Animal hoarding is not listed in the criteria for hoarding disorder because the types of things hoarded are not of particular interest to establish a diagnosis. However, animal hoarding poses safety and health risks for the hoarders and the animals they accumulate. Animal hoarding involves the accumulation of a large number of animals that the hoarder is not adequately caring for. Animal hoarders may have dozens of pets in one home all caring various diseases. Animal hoarders sometimes will even have the bodies of dead animals lay around among themselves and the other animals. This poses a threat to the health and functioning of the hoarder, the other animals and those living in the surrounding community. There are about 700 to 2,000 new cases per year in the US. Hoarders who collect animals usually live in filthy and unsanitary conditions. Sixty percent of animal hoarder homes have animal feces and urine covering floors and over half of the cases have dead animals on the floor. In many cases, the home of an animal hoarder becomes so saturated with urine and feces, that it cannot be cleaned up or fixed; the home must be torn down.

Treatment for Hoarding

What doesn't work:

  • Nagging
  • Threats
  • Forced clean outs
  • Traditional "talk" therapy

What does work:

  • Medications: Studies have shown that hoarders who try selective serotonin reuptake inhibitor antidepressants (SSRI's) such as Paroxetine show improvement in hoarding symptoms (with or without psychotherapy). One study showed that 28% of study participants were classified as responders to treatment and another 22% were partial responders. Overall, 50% of compulsive hoarders had at least a partial response to medication treatment.
  • Cognitive behavioral therapies: Research has shown that hoarding does respond to cognitive behavioral therapy (CBT). Treatment for hoarding can be intense and very hands-on, but with patience and perseverance, it can be very effective.

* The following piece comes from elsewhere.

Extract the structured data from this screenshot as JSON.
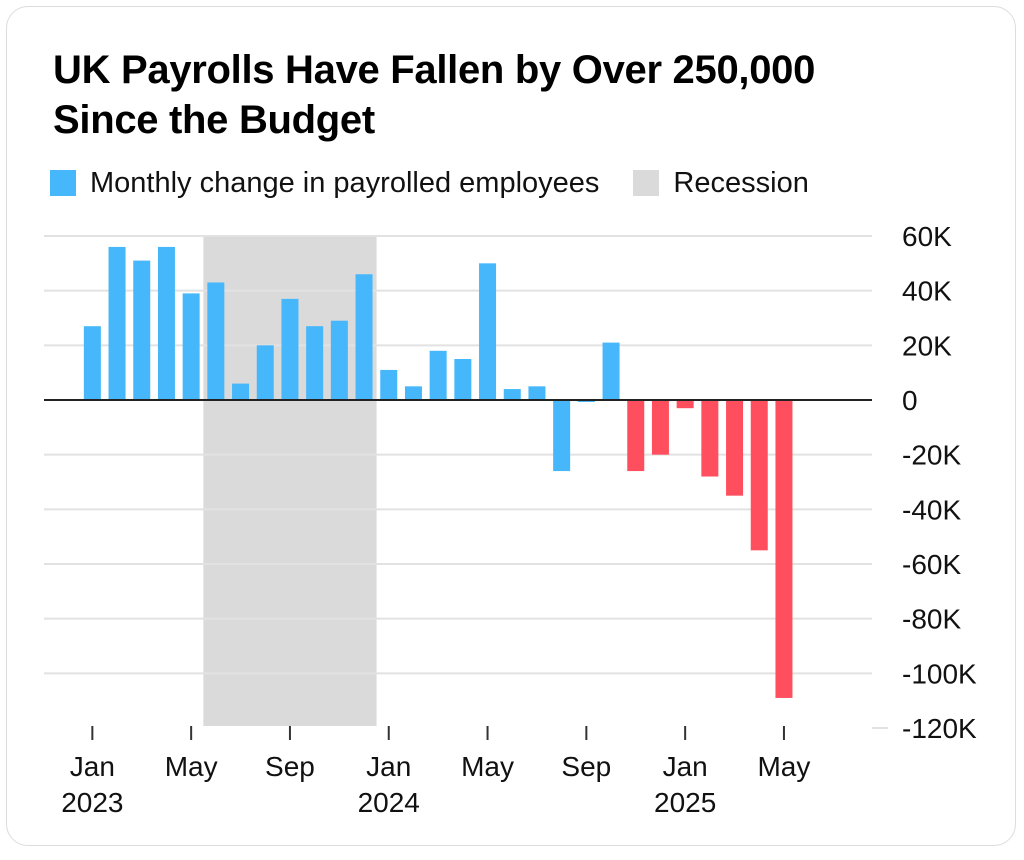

How do you know if someone is a hoarder?

You may be able to identify a hoarder by observing their environment. For example, someone who has lots of pets in one home could be a hoarder. Usually responsible animal owners will have one or two pets, but someone who has an outrageous amount of animals could be displaying hoarding behaviors. Too many pets, as well as mountains of clutter and waste can cause horrible smells coming from home which can be detected even before entering the home.

Another possible sign of hoarding behaviors is a lack of visitors or friends. People who are compulsive hoards can become isolated as they will not invite people inside their living space because of the embarrassing clutter. Their windows may be covered to prevent people from seeing inside or simply due to piles of clutter that cover the windows. You may notice clutter even outside of the home. One a hoarders home is full, you may observe clutter in the yard or on the side of the house. Anything from clothes, to furniture, appliance could begin to pile up outside.

Compulsive hoarders may also have mold growing and infestations in and around their homes. They may have rodents. Kitchen counters may be full of bacteria from old food and dirty dishes. Foods in the refrigerator will be spoiled and one would be unlikely to find something edible inside.